Where we left off last, I was preparing my house for a Bunco party. It was a successful night and I even won by being the biggest loser. Ha!
Then the next day we were hit with some bad news. Arabella did not make it into mental health treatment court. I’m not even sure why. You would think after 5 inpatient hospital stays, several months in outpatient, several months in residential, multiple mental health issues, a dozen therapists, suicide attempts, and self-harm wounds that will forever scar her body would be enough to qualify someone for mental health treatment. But apparently not!
I am very cynical of the system. A person could threaten to harm themselves or others and still not get the mental health treatment they need even if they do want it. How messed up is that? Arabella will get two years probation and after completion her felonies will be removed from her record. Within the next week, we will be transitioning her home from jail. I’m not sure what this is going to look like. The DA wants her to go to therapy. They can go ahead and court order it then. I’m not sure if my daughter will even have insurance when she gets out since the renewal date happened when she was in jail. Then there is probably a 6 month waiting list just to see a therapist. At this point, I’m not sure if she even has her doctors or can get her medicine. After 5 months in jail, I’m sure it’s going to be a mess.
In other news, our cat took a turn for the worse since his appointment last week. He stopped eating and grooming himself. He spends most of his time sleeping or crying. Today he has been hiding out in the garage. I’ve been checking in on him every couple hours to see if he’s still breathing. I think I’m going to have to make an appointment to put him down this week. It’s a hard decision. I’ve been in denial that it is time. At this point, I don’t think he is going to get better.

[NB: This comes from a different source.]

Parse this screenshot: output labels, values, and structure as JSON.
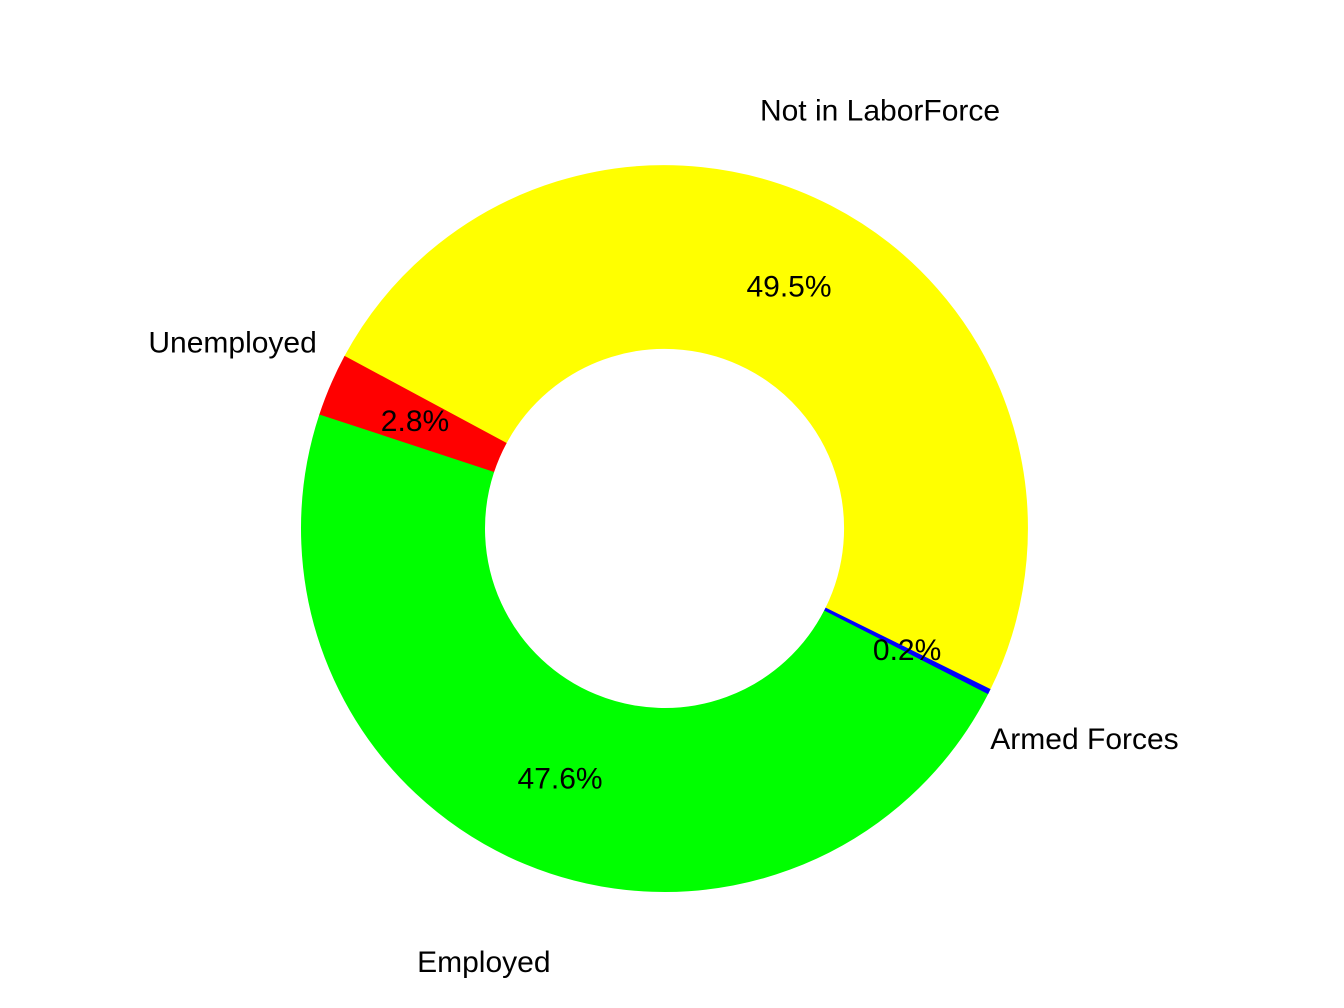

For some good news, my son decided to go back to tech school. Classes start this week. He dropped out a couple years back and it was really hard for me because I felt like he wasn’t living up to his potential. Then at 21, he received the rest of the money we saved up for him in his college fund. With that money, he bought a sports car. Now he wants to sell the car and use the money to go back to school. He is finally starting to mature and grow up on his own without me having to nag him to start getting his life together. Through it all, we’ve had a pretty good relationship.
I’m thankful to be close to my kids in their young adult years. Arabella and I don’t always get along, but I think she knows we care about her and are willing to support her through hard times. I’m sure it will be a rocky road, but I’m doing the best I can. I feel like emotionally I’m doing good but physically my body is a wreck. I have a follow up appointment with my doctor this week so we’ll see how that goes.